We have a server with NVIDIA graphics cards. We have installed MPS daemons on it. We also have Nomad installed on the same server, which runs Docker containers. Inside the Docker containers, a process is launched that connects to the MPS daemon through a socket. This entire scheme works, for example, we can limit memory consumption through the CUDA_MPS_PINNED_DEVICE_MEM_LIMIT variable. Thus, we have about 20 containers running on 4 different servers. They all work, but suddenly, at some random moment, one of the applications disconnects and cannot restart, crashing with a “Segmentation Fault” error. In the daemon logs, we see this -
Mar 02 07:15:46 recognition-02 nvidia-cuda-mps-control[1875]: [2023-03-02 07:15:46.489 Other 3675] Volta MPS Server: Received new client request
Mar 02 07:15:46 recognition-02 nvidia-cuda-mps-control[1875]: [2023-03-02 07:15:46.489 Other 3675] MPS Server: worker created
Mar 02 07:15:46 recognition-02 nvidia-cuda-mps-control[1875]: [2023-03-02 07:15:46.489 Other 3675] Volta MPS: Creating worker thread
Mar 02 07:15:46 recognition-02 nvidia-cuda-mps-control[1875]: [2023-03-02 07:15:46.576 Other 3675] Receive command failed, assuming client exit
Mar 02 07:15:46 recognition-02 nvidia-cuda-mps-control[1875]: [2023-03-02 07:15:46.576 Other 3675] Volta MPS: Client process disconnected.
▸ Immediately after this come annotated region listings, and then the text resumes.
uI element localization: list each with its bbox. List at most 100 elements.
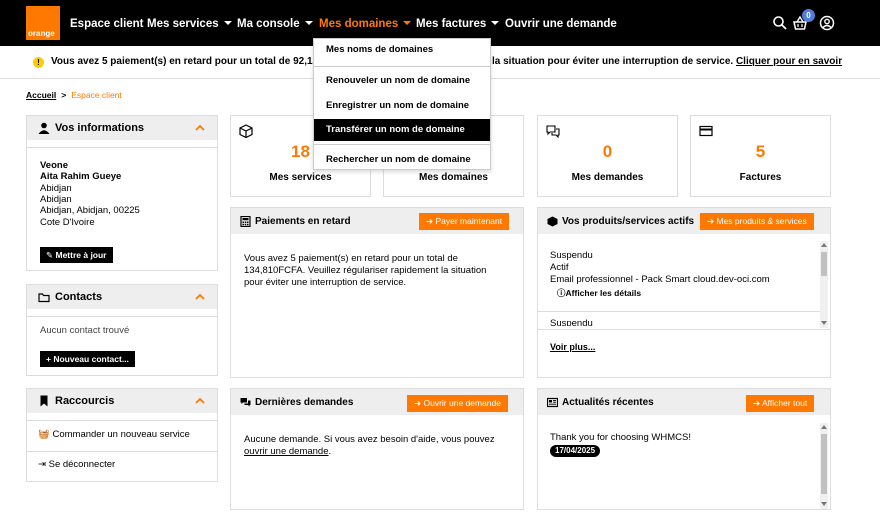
open-request-button[interactable]: ➔ Ouvrir une demande — [407, 395, 508, 412]
cube-icon — [547, 216, 558, 227]
open-request-button-label: Ouvrir une demande — [423, 398, 501, 408]
nav-ma-console[interactable]: Ma console — [237, 18, 313, 30]
basket-icon: 🧺 — [38, 429, 50, 440]
tile-invoices[interactable]: 5 Factures — [690, 115, 831, 197]
menu-divider — [314, 66, 490, 67]
info-address-line3: Abidjan, Abidjan, 00225 — [40, 205, 140, 216]
menu-divider — [314, 144, 490, 145]
late-payments-text-2: 134,810FCFA. Veuillez régulariser rapide… — [244, 265, 487, 276]
divider — [27, 420, 217, 421]
chevron-down-icon — [403, 21, 412, 25]
breadcrumb-current: Espace client — [71, 90, 122, 100]
product-details-link-label: Afficher les détails — [565, 288, 642, 298]
tile-invoices-count: 5 — [755, 142, 766, 161]
my-products-button-label: Mes produits & services — [716, 216, 807, 226]
nav-espace-client[interactable]: Espace client — [70, 18, 144, 30]
info-address-line2: Abidjan — [40, 194, 72, 205]
user-account-icon[interactable] — [819, 15, 835, 31]
requests-empty-text: Aucune demande. Si vous avez besoin d'ai… — [244, 434, 495, 445]
nav-mes-services[interactable]: Mes services — [147, 18, 232, 30]
my-products-button[interactable]: ➔ Mes produits & services — [700, 213, 814, 230]
contacts-empty-text: Aucun contact trouvé — [40, 325, 130, 336]
tile-requests-label: Mes demandes — [571, 172, 644, 183]
recent-news-title: Actualités récentes — [562, 397, 654, 408]
tile-services-label: Mes services — [269, 172, 332, 183]
latest-requests-card: Dernières demandes ➔ Ouvrir une demande … — [230, 388, 524, 510]
late-payments-title: Paiements en retard — [255, 216, 351, 227]
divider — [27, 147, 217, 148]
pay-now-button-label: Payer maintenant — [435, 216, 503, 226]
info-panel-header[interactable]: Vos informations — [27, 116, 217, 140]
chevron-up-icon[interactable] — [195, 293, 205, 300]
products-scrollbar[interactable] — [820, 241, 828, 328]
breadcrumb-separator: > — [61, 90, 67, 100]
scroll-down-icon[interactable] — [821, 502, 827, 506]
chevron-up-icon[interactable] — [195, 124, 205, 131]
product-next-status: Suspendu — [550, 318, 593, 326]
menu-item-transfer-domain[interactable]: Transférer un nom de domaine — [314, 119, 490, 141]
active-products-title: Vos produits/services actifs — [562, 216, 695, 227]
divider — [538, 311, 820, 312]
news-scrollbar[interactable] — [820, 423, 828, 509]
product-details-link[interactable]: ⓘAfficher les détails — [557, 287, 641, 299]
pay-now-button[interactable]: ➔ Payer maintenant — [419, 213, 510, 230]
info-address-line1: Abidjan — [40, 183, 72, 194]
bookmark-icon — [40, 395, 48, 407]
cart-count-badge: 0 — [802, 9, 815, 22]
alert-text-right-label: la situation pour éviter une interruptio… — [492, 56, 734, 67]
product-status-suspended: Suspendu — [550, 250, 593, 261]
nav-mes-domaines[interactable]: Mes domaines — [319, 18, 412, 30]
info-country: Cote D'Ivoire — [40, 217, 95, 228]
alert-text-right: la situation pour éviter une interruptio… — [492, 56, 842, 67]
chevron-down-icon — [491, 21, 500, 25]
tile-requests[interactable]: 0 Mes demandes — [537, 115, 678, 197]
active-products-card: Vos produits/services actifs ➔ Mes produ… — [537, 207, 831, 378]
open-request-link[interactable]: ouvrir une demande — [244, 446, 329, 457]
logout-icon: ⇥ — [38, 459, 46, 470]
see-more-link[interactable]: Voir plus... — [550, 342, 595, 352]
scroll-down-icon[interactable] — [821, 321, 827, 325]
nav-mes-factures[interactable]: Mes factures — [416, 18, 500, 30]
product-name: Email professionnel - Pack Smart cloud.d… — [550, 274, 770, 285]
newspaper-icon — [547, 397, 558, 408]
scroll-up-icon[interactable] — [821, 425, 827, 429]
credit-card-icon — [699, 125, 713, 137]
news-item-title[interactable]: Thank you for choosing WHMCS! — [550, 432, 691, 443]
menu-item-register-domain[interactable]: Enregistrer un nom de domaine — [314, 95, 490, 117]
menu-item-search-domain[interactable]: Rechercher un nom de domaine — [314, 149, 490, 171]
update-info-button[interactable]: ✎ Mettre à jour — [40, 247, 113, 263]
contacts-panel-header[interactable]: Contacts — [27, 285, 217, 309]
products-scroll-thumb[interactable] — [821, 252, 827, 276]
shortcuts-panel: Raccourcis 🧺 Commander un nouveau servic… — [26, 388, 218, 482]
show-all-news-button[interactable]: ➔ Afficher tout — [746, 395, 815, 412]
shortcuts-panel-header[interactable]: Raccourcis — [27, 389, 217, 413]
news-item-date: 17/04/2025 — [550, 445, 601, 457]
nav-mes-factures-label: Mes factures — [416, 18, 487, 30]
new-contact-button[interactable]: + Nouveau contact... — [40, 351, 135, 367]
late-payments-card: Paiements en retard ➔ Payer maintenant V… — [230, 207, 524, 378]
new-contact-button-label: Nouveau contact... — [53, 354, 129, 364]
shortcut-logout[interactable]: ⇥ Se déconnecter — [38, 459, 115, 470]
menu-item-my-domains[interactable]: Mes noms de domaines — [314, 39, 490, 61]
shortcut-order-service[interactable]: 🧺 Commander un nouveau service — [38, 429, 190, 440]
calculator-icon — [240, 216, 251, 227]
nav-ouvrir-demande[interactable]: Ouvrir une demande — [505, 18, 617, 30]
alert-learn-more-link[interactable]: Cliquer pour en savoir — [736, 56, 842, 67]
scroll-up-icon[interactable] — [821, 243, 827, 247]
orange-logo[interactable]: orange — [26, 6, 60, 40]
nav-ma-console-label: Ma console — [237, 18, 300, 30]
product-status-active: Actif — [550, 262, 569, 273]
logo-text: orange — [28, 29, 55, 38]
info-name: Aita Rahim Gueye — [40, 171, 122, 182]
news-scroll-thumb[interactable] — [821, 434, 827, 494]
search-icon[interactable] — [772, 15, 788, 31]
update-info-button-label: Mettre à jour — [55, 250, 107, 260]
comments-icon — [240, 398, 251, 407]
breadcrumb-home-link[interactable]: Accueil — [26, 90, 56, 100]
contacts-panel: Contacts Aucun contact trouvé + Nouveau … — [26, 284, 218, 376]
info-company: Veone — [40, 160, 68, 171]
chevron-down-icon — [223, 21, 232, 25]
menu-item-renew-domain[interactable]: Renouveler un nom de domaine — [314, 70, 490, 92]
chevron-up-icon[interactable] — [195, 397, 205, 404]
contacts-panel-title: Contacts — [55, 291, 103, 303]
At the same time, another container connected to the same MPS daemon continues to work correctly. Restarting the container that encountered the segmentation fault error does not help, it is already impossible to start it again after that. The only thing that helps is to restart the MPS daemon, which the container is configured to use. Moreover, this happens randomly on all 4 servers and on random Docker containers. The servers have this driver - NVIDIA-SMI 510.39.01 Driver Version: 510.39.01 CUDA Version: 11.6. Can you suggest what we can try to do?